METHODS: Fifty-seven retrieved RTSAs with paired baseplate and glenosphere components with Morse taper junctions were identified via database query; 19 of these also included paired humeral stems and trays or spacers with taper junctions. Components were graded for standard damage modes and for fretting and corrosion with a modified Goldberg-Cusick classification system. Medical records and preoperative radiographs were reviewed. Comparative analyses were performed assessing the impact of various implant, radiographic, and patient factors on taper damage.
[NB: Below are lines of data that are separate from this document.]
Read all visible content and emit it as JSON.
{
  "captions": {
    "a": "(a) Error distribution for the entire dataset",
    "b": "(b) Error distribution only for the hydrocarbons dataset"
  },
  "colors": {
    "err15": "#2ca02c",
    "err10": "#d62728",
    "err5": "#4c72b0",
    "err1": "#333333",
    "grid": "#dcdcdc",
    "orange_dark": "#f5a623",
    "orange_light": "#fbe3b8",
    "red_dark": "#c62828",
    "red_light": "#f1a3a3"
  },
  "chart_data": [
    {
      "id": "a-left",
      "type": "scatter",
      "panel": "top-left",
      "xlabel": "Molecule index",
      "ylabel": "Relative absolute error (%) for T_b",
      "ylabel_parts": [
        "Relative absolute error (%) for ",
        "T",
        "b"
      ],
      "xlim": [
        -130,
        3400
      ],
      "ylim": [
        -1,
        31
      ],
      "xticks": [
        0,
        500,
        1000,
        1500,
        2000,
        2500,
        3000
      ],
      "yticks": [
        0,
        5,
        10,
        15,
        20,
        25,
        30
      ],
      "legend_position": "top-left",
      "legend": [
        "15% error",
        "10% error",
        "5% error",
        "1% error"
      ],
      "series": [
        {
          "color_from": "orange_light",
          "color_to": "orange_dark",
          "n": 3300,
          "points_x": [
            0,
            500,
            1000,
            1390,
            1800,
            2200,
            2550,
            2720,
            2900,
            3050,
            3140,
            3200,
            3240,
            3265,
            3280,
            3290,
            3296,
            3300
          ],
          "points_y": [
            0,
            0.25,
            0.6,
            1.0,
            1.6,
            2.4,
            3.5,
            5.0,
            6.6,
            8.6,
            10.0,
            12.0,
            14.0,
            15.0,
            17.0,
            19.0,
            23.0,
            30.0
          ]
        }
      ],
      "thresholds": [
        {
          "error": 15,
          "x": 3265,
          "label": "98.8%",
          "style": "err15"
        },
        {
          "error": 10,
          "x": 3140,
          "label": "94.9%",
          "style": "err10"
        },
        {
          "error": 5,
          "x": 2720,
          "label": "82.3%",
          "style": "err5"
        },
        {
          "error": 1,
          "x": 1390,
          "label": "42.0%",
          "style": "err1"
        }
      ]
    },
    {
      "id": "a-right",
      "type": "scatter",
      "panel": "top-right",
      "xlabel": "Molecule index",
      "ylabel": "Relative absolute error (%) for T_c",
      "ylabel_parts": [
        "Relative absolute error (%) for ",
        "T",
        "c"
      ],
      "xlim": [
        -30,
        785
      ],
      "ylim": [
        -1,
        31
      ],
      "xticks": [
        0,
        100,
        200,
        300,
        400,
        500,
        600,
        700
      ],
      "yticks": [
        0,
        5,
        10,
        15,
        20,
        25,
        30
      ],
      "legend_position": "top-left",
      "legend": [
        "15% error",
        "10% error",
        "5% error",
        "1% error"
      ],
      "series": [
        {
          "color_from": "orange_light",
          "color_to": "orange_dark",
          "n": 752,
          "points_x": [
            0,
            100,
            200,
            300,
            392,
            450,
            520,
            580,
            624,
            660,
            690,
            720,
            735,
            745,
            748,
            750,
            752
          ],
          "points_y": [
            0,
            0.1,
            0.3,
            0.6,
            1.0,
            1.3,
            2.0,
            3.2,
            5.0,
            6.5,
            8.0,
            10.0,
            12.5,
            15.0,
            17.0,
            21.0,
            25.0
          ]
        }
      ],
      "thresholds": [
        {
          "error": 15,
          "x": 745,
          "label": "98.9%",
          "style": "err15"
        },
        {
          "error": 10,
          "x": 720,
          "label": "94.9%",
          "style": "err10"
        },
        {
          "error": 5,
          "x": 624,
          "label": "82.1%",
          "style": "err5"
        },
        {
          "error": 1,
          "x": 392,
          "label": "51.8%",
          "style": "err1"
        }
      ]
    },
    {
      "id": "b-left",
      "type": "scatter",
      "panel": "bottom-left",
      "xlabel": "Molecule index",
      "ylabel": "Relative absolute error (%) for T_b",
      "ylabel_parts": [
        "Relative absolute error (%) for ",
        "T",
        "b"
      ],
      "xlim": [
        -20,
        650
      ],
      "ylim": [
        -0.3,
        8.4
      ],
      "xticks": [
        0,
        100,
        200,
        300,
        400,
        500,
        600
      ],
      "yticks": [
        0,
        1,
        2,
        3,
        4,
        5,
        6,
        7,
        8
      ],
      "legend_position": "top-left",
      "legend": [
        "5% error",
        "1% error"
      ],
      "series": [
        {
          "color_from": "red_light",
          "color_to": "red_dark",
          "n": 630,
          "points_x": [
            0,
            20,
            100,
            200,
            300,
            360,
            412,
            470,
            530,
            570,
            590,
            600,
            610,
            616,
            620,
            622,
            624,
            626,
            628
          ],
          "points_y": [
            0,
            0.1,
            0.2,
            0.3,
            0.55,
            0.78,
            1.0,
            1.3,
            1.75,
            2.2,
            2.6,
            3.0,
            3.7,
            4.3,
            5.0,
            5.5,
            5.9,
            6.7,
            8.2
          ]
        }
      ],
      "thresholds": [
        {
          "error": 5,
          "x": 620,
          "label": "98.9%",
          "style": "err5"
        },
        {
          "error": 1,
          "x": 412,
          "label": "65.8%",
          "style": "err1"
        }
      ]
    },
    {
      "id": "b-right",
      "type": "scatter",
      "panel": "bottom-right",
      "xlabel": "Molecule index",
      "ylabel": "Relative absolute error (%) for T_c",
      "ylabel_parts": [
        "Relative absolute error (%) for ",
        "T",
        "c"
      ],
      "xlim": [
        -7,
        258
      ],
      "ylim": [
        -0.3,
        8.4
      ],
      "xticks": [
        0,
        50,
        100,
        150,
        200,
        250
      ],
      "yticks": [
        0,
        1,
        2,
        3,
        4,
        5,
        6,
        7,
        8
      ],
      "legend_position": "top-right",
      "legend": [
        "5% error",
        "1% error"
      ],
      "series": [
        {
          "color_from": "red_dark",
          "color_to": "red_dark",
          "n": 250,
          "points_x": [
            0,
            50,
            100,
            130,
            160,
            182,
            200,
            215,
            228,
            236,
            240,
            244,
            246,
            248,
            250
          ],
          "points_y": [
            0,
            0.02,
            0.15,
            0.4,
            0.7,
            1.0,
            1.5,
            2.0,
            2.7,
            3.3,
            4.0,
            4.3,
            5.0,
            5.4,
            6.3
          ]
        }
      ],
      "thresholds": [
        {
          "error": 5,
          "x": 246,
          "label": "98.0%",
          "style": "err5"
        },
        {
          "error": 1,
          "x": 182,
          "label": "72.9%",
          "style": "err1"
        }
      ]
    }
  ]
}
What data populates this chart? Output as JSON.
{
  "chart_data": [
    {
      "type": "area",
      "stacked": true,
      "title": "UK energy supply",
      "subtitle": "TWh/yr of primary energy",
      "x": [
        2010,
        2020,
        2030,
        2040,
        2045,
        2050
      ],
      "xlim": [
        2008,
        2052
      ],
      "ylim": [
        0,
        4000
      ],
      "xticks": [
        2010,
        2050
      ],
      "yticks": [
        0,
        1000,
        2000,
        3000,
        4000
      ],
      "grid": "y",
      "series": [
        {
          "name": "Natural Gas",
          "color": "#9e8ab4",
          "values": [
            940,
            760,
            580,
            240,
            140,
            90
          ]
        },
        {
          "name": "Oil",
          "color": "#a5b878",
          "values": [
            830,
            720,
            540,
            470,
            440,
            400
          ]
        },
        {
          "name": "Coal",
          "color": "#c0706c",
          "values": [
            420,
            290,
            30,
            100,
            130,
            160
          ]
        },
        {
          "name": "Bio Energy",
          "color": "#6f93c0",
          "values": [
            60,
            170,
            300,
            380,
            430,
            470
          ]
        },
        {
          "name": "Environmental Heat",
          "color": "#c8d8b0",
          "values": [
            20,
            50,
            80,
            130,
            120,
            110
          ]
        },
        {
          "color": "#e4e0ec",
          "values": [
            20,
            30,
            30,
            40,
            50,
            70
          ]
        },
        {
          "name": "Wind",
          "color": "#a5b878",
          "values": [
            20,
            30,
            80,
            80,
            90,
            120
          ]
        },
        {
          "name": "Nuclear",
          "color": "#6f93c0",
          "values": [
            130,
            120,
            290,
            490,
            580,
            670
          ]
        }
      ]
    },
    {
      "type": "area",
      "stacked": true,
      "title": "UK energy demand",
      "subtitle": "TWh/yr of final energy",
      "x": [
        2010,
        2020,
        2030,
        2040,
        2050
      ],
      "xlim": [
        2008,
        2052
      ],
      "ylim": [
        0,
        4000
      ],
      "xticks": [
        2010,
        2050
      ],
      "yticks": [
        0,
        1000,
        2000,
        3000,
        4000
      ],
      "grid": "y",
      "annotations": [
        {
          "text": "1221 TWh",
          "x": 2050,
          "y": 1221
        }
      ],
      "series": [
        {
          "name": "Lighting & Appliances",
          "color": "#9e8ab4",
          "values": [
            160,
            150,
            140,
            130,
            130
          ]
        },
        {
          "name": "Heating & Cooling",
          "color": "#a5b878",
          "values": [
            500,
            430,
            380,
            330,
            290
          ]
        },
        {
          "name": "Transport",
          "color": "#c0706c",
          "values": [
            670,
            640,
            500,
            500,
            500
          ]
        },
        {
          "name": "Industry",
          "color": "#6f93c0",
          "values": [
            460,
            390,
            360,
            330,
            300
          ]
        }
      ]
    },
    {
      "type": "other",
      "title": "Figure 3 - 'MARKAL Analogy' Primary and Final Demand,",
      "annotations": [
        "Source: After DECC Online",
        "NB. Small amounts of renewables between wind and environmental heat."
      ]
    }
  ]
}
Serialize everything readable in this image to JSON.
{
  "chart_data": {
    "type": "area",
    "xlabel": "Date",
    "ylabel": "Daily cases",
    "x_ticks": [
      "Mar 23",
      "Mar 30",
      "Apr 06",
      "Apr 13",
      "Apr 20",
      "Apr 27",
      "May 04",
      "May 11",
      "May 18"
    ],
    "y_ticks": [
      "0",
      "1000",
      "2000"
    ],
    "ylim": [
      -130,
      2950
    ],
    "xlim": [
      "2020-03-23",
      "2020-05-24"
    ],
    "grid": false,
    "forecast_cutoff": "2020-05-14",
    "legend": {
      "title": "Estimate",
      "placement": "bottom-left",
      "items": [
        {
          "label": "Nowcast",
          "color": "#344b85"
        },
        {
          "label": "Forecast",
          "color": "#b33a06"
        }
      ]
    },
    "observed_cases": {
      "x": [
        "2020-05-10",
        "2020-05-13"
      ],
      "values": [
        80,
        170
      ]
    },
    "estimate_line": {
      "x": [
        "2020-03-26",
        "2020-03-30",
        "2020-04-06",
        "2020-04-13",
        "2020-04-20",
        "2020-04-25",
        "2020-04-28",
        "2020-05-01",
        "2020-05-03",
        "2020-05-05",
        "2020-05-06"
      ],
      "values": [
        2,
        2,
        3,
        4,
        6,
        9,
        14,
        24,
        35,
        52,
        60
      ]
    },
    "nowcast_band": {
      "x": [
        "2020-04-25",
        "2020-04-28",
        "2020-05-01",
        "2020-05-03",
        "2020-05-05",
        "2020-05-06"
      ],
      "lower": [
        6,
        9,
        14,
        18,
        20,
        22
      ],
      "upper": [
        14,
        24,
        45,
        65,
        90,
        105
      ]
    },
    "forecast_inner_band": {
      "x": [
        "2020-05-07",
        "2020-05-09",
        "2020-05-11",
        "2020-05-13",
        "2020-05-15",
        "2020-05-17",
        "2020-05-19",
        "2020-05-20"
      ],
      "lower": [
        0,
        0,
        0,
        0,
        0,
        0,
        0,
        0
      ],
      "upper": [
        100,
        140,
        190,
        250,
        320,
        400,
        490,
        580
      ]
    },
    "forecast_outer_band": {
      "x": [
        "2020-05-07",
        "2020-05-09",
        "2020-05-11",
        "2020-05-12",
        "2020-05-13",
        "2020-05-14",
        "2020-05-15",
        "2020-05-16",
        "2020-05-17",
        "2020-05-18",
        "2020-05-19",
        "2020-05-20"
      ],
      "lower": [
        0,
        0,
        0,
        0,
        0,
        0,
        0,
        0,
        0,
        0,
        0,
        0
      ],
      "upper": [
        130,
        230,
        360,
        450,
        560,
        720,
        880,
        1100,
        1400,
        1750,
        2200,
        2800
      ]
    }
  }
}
RESULTS: Standard damage modes were commonly found at the evaluated trunnion junctions, with scratching and edge deformation damage on 76% and 46% of all components, respectively. Fretting and corrosion damage was also common, observed on 86% and 72% of baseplates, respectively, and 23% and 40% of glenospheres, respectively. Baseplates showed greater moderate to severe (grade ≥ 3) fretting (43%) and corrosion (27%) damage than matched glenospheres (fretting, 9%; corrosion, 13%). Humeral stems showed moderate to severe fretting and corrosion on 28% and 30% of implants, respectively; matched humeral trays or spacers showed both less fretting (14%) and less corrosion (17%). On subgroup analysis, large-tapered implants had significantly lower summed fretting and corrosion grades than small-tapered implants (P < .001 for both) on glenospheres; paired baseplate corrosion grades were also significantly lower (P = .031) on large-tapered implants. Factorial analysis showed that bolt reinforcement of the taper junction was also associated with less fretting and corrosion damage on both baseplates and glenospheres. Summed fretting and corrosion grades on glenospheres with trunnions (male) were significantly greater than on glenospheres with bores (female) (P < .001 for both).

CONCLUSIONS: Damage to the taper junction is commonly found in retrieved RTSAs and can occur after only months of being implanted. In this study, tribocorrosion predominantly occurred on the taper surface of the baseplate (vs. glenosphere) and on the humeral stem (vs. tray or spacer), which may relate to the flexural rigidity difference between the titanium and cobalt-chrome components. Bolt reinforcement and the use of large-diameter trunnions led to less tribocorrosion of the taper junction. The findings of this study provide evidence for the improved design of RTSA prostheses to decrease tribocorrosion.